I would have rather starved than watched Fiona simper and smile while handing Deep Sky men, or even Zoren and Oxriel, a pretty little chance at her future. If she was going to bring any male food, it would be me and only me, and since I doubted she would find excluding all the others to be acceptable then I would just have to accept my empty stomach and suffer.

But Fiona seemed keen on making me suffer in other ways.

“Knock it off, Dalk,” she called over. “We’re not going to make everybody sit there hungry all morning. You guys need energy for the next rounds of the vaklok. Besides, we haven’t eaten either,” she said, indicating Tilly and Nasrin, “and I’m pretty sure none of us are going to want to sit here stuffing our faces while you’re all watching.”

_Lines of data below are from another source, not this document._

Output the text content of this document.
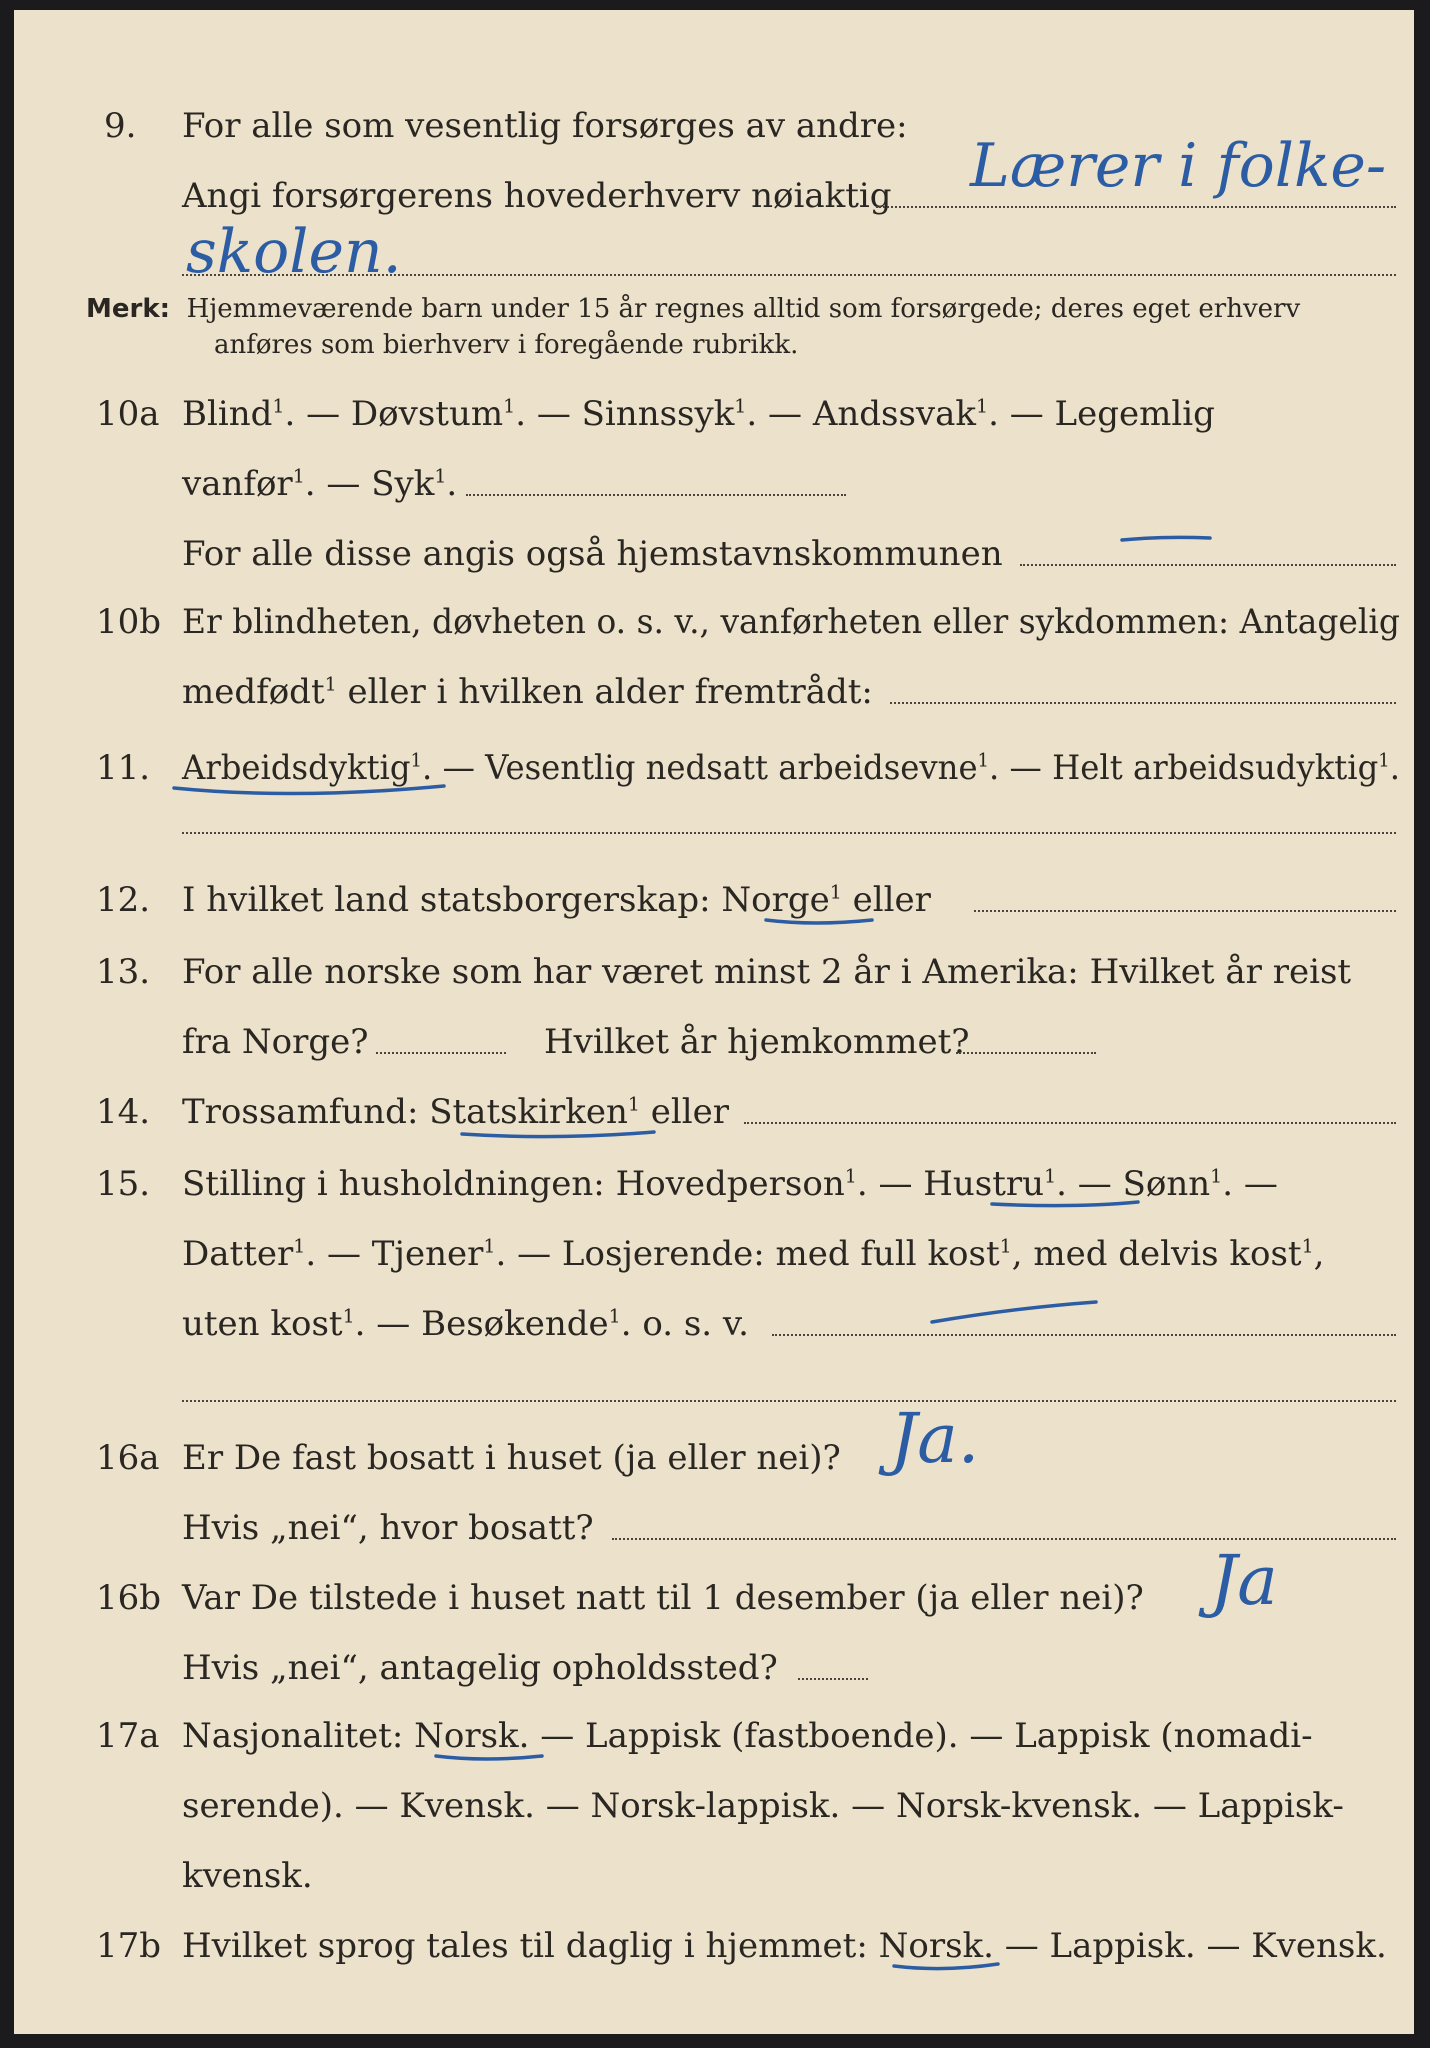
9. For alle som vesentlig forsørges av andre:
Angi forsørgerens hovederhverv nøiaktig Lærer i folke-
skolen.
Merk: Hjemmeværende barn under 15 år regnes alltid som forsørgede; deres eget erhverv
anføres som bierhverv i foregående rubrikk.
10a Blind$^1$. — Døvstum$^1$. — Sinnssyk$^1$. — Andssvak$^1$. — Legemlig
vanfør$^1$. — Syk$^1$.
For alle disse angis også hjemstavnskommunen
10b Er blindheten, døvheten o. s. v., vanførheten eller sykdommen: Antagelig
medfødt$^1$ eller i hvilken alder fremtrådt:
11. Arbeidsdyktig$^1$. — Vesentlig nedsatt arbeidsevne$^1$. — Helt arbeidsudyktig$^1$.
12. I hvilket land statsborgerskap: Norge$^1$ eller
13. For alle norske som har været minst 2 år i Amerika: Hvilket år reist
fra Norge?	Hvilket år hjemkommet?
14. Trossamfund: Statskirken$^1$ eller
15. Stilling i husholdningen: Hovedperson$^1$. — Hustru$^1$. — Sønn$^1$. —
Datter$^1$. — Tjener$^1$. — Losjerende: med full kost$^1$, med delvis kost$^1$,
uten kost$^1$. — Besøkende$^1$. o. s. v.
16a Er De fast bosatt i huset (ja eller nei)? Ja.
Hvis „nei“, hvor bosatt?
16b Var De tilstede i huset natt til 1 desember (ja eller nei)? Ja
Hvis „nei“, antagelig opholdssted?
17a Nasjonalitet: Norsk. — Lappisk (fastboende). — Lappisk (nomadi-
serende). — Kvensk. — Norsk-lappisk. — Norsk-kvensk. — Lappisk-
kvensk.
17b Hvilket sprog tales til daglig i hjemmet: Norsk. — Lappisk. — Kvensk.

Rage rose in me like a wave of hateful water.

“So you would serve these males?” I asked, stabbing a claw at the seated Deep Sky men, “even knowing what it means to them?”

“It doesn’t have to mean that to me,” she replied. “I’m just delivering breakfast over here. That’s it.”

Tilly and Nasrin added their assent to this sentiment. Gahn Thaleo said nothing in objection, and for a moment this surprised me. I thought he would have been arguing harder for the meaning of the ceremony, making sure the new women understood and acknowledged exactly what they were doing when they brought his men food.

But then, with the startling slam of a hammer falling, I suddenly understood.

He was not a participant in the vaklok. A new woman would not bring him a ceremonial meal.

Nasrin would not bring him a ceremonial meal.